Diese dreiaktige Oper mit Vorspiel wird nunmehr zumeist, auch hier, in der von Friedrich Cerha anhand des Particells vervollständigten Fassung aufgeführt. Für die Komposition sind zwei Merkmale kennzeichnend. Zum einen setzt Berg verschiedene Zwölftonreihen in der Art ein, dass jeweils einer Person eine Reihe zugeordnet ist, was man bei Wagner als Leitmovitik bezeichnen würde. Zum anderen ist die Oper als Palindrom aufgebaut, was sich in der exakten Anlage zeigt und in der Verwendung der männlichen Rollen, die im ersten Akt denen im dritten entsprechen, einschließlich der gleichen auftretenden Sänger.
Man wird ohne Übertreibung sagen können, dass die Oper durch die Vervollständigung gewonnen hat und zu den Meisterwerken des Jahrhunderts zählt.
Dmitrij Tcherniakovs Regie verwendet durchgehend ein Bühnenbild aus Glaskästen, die als Spiegel und Labyrinth funktionieren. Diese bieten in den orchestralen Zwischenspielen das Podium für Statisten, die sich paarweise verschiedenen menschlichen Aktivitäten hingeben und damit andeuten, dass die Lulu und ihre Verehrer in jedem von uns stecken. Vor und in der ersten Reihe dieser Glaswände agieren die Hauptprotagonisten.
Das Sängerensemble ist durchweg großartig, und alle Beteiligten prägen ihre Rollen sowohl sängerisch als auch als schauspielerisch. Vor allen muss Marlis Petersen als Lulu gepriesen werden. Ihre nunmehr neunte Verkörperung der Rolle zeugt davon, dass sie hier ihre Bestimmung gefunden hat zum Genuss aller Zuhörer. Die große Rollenerfahrung kommt ihrem natürlichen Agieren zugute, das ihr eine unbegrenzt scheinende Breite von Empfindungsdarstellungen erlaubt. Ihr Gesang leidet nicht durch diese sängerisch sehr fordernde Partie und wird auch nicht durch ihr schauspielerisches Engagement geschwächt oder abgelenkt und andersherum. Ihre Stimme passt sich mühelos der Darstellung ihrer Empfindungen an und wird auch nicht müde.

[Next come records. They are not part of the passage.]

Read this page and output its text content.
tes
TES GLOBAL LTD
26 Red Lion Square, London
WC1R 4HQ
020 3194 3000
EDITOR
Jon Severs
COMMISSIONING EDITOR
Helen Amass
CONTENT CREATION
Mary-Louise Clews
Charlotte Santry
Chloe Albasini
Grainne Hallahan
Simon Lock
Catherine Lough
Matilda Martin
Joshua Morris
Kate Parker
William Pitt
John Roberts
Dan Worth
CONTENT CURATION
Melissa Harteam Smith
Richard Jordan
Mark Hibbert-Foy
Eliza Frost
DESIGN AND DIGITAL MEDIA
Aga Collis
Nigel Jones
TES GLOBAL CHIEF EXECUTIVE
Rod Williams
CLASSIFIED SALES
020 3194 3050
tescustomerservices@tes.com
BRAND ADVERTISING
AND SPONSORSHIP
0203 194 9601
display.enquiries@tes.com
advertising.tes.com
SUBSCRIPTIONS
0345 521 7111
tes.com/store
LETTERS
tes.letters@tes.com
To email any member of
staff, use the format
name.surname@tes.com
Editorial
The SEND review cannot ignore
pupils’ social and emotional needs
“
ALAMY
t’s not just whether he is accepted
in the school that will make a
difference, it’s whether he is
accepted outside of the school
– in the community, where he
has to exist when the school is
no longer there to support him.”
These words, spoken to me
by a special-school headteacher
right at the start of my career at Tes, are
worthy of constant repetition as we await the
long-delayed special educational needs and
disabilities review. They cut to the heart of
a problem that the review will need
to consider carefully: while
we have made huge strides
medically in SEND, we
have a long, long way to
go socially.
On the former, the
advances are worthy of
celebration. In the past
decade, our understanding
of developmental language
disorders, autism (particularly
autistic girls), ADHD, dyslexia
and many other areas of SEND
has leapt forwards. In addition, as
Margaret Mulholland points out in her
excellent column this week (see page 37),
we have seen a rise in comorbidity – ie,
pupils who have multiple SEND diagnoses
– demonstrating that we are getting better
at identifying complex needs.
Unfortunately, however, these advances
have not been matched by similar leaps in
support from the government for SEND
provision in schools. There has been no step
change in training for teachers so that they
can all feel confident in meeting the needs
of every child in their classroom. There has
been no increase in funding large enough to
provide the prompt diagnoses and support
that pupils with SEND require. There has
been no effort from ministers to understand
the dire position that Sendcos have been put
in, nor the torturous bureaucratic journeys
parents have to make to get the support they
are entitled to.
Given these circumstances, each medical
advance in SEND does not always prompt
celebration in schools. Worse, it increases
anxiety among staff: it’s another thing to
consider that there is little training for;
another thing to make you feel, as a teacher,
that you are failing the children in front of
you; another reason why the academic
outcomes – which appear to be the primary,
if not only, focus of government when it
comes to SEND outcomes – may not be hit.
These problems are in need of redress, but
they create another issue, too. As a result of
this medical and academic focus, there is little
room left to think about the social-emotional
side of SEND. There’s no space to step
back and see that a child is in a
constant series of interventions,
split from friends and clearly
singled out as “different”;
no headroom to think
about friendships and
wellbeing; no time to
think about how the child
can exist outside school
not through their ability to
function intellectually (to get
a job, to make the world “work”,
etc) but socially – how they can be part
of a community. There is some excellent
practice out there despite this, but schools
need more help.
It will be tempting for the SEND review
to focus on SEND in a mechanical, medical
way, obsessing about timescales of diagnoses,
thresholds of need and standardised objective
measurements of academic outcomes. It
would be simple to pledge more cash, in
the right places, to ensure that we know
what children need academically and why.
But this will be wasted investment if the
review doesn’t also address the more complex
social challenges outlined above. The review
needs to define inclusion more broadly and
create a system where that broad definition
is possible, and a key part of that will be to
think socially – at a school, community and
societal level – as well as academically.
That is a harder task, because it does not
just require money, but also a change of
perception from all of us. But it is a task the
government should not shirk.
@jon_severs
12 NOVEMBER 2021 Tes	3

Das Bayerische Staatsorchester wird von seinem Chef Kirill Petrenko zu Höchstleistungen angeregt. Sein Dirigat aus punktgenauer Steuerung des Orchesters bei gleichzeitiger Entspanntheit in Kenntnis der herausragenden Qualitäten seiner Musiker schafft die Verbindung von kammermusikalischem Moment zu durchaus auch partiell spätromantischem Volumen in gelenktem, aber auch entspanntem Fließen.
Allen nicht Erwähnten wird damit Unrecht getan, aber in diesem Rahmen kann nicht jede Nuance erläutert werden. Sehen und hören Sie sich einfach diese Referenzaufnahme an.
Nicht verheimlicht sei ein böser Missgriff des Labels, der massive Bewertungsabzüge – zum Schaden der Sänger und Musiker – gerechtfertigt hätte.
Noch eine Bemerkung zur Präsentation: Solange man das Auswahlmenu auf dem Bildschirm hat, wird dieses mit Musik, immerhin aus dem Werk, unterlegt. Sowas passiert ja oft. Hier aber wird auch der Abspann der beiden DVDs musikalisch unterlegt. Wozu dieser Schwachsinn? Vor der Oper und danach möchte man die Ohren frei haben!